Finding an economical, safe, and renewable energy source is critical for sustainable global development.
Green nanotechnology has been created to provide a flexible and efficient energy source in the form of solar cells, which has long been a goal of tropical nations. However, the usage of glass photovoltaic panels is both sensitive and costly.
Most developed nations have prioritized research into photovoltaic panels, energy storage, and other nanotechnology-enhanced solar-thermal energy conversion devices.
The economic feasibility of these photocatalysts and energy materials is crucial.
If we handle this element appropriately, we will be able to create more and more 'out-of-the-box' concepts. Jennings and Cliffel of Vanderbilt University achieved a significant technological advance when they investigated photosynthetic protein units generated from leafy vegetables and plants for direct conversion of solar energy to electricity, which has stayed functioning for approximately a year. The most costly component of this system is a glass microscope slide that acts as the cell basis.
Capturing solar energy will be a major accomplishment that will benefit mankind and will most likely continue and intensify in the coming years.
Nanotechnology may also convert biomass into fuels, chemical intermediates, specialty chemicals, and goods such as catalysts, lowering manufacturing costs while remaining economically viable.
These nanostructured catalysts have a vast surface area per unit volume and may have carefully regulated composition, structural functionalization, and other essential catalytic features.

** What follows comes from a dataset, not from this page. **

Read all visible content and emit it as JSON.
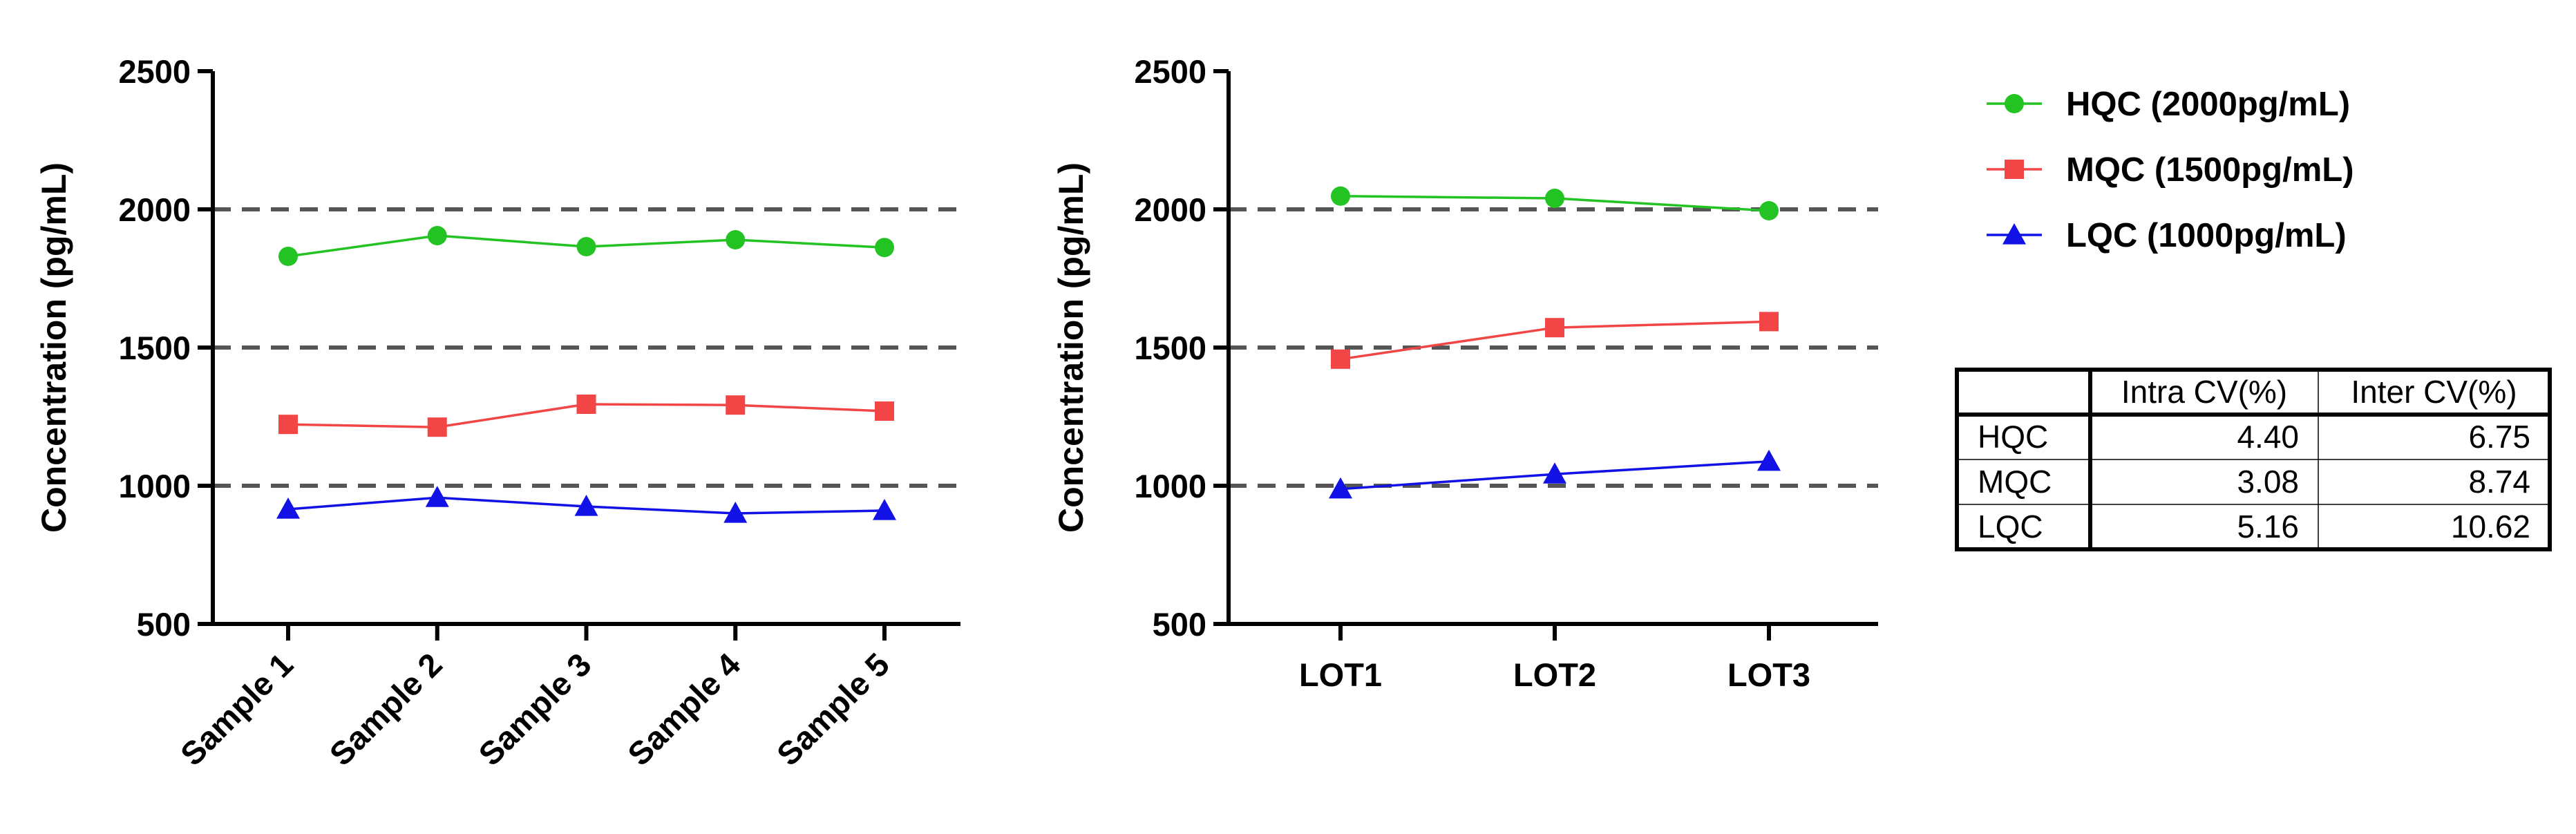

For "sustainable intensification," nanotechnology has the ability to protect plants, monitor plant development, identify plant and animal illnesses, boost global food supply, improve food quality, and minimize waste.
Nanotechnology has enormous promise because of its applications in industries such as agriculture and the food system, which may improve people's quality of life.
It has become the future of any country all around the planet.
However, we must exercise extreme caution when introducing any new technology because of the unknown hazards that may arise due to its great potential.
However, a skilled future workforce in nanotechnology is equally crucial for a nation's future.
The first stage in this process is to educate the general population about its benefits, which will result in a great surge in interest and the discovery of new applications in all disciplines.
This review was created with this notion in mind. The future of nanotechnology is uncertain for a variety of reasons, including public opposition to genetically modified crops, a lack of many necessary skills in public agricultural research organizations for this type of research, and ill-equipped and somewhat hesitant regulatory structures to deal with with with these new technologies.
There is an urgent need to remove the severe barrier between the social and natural sciences. If we are successful in doing so, we may be able to construct a more desired and democratic sociotechnical future.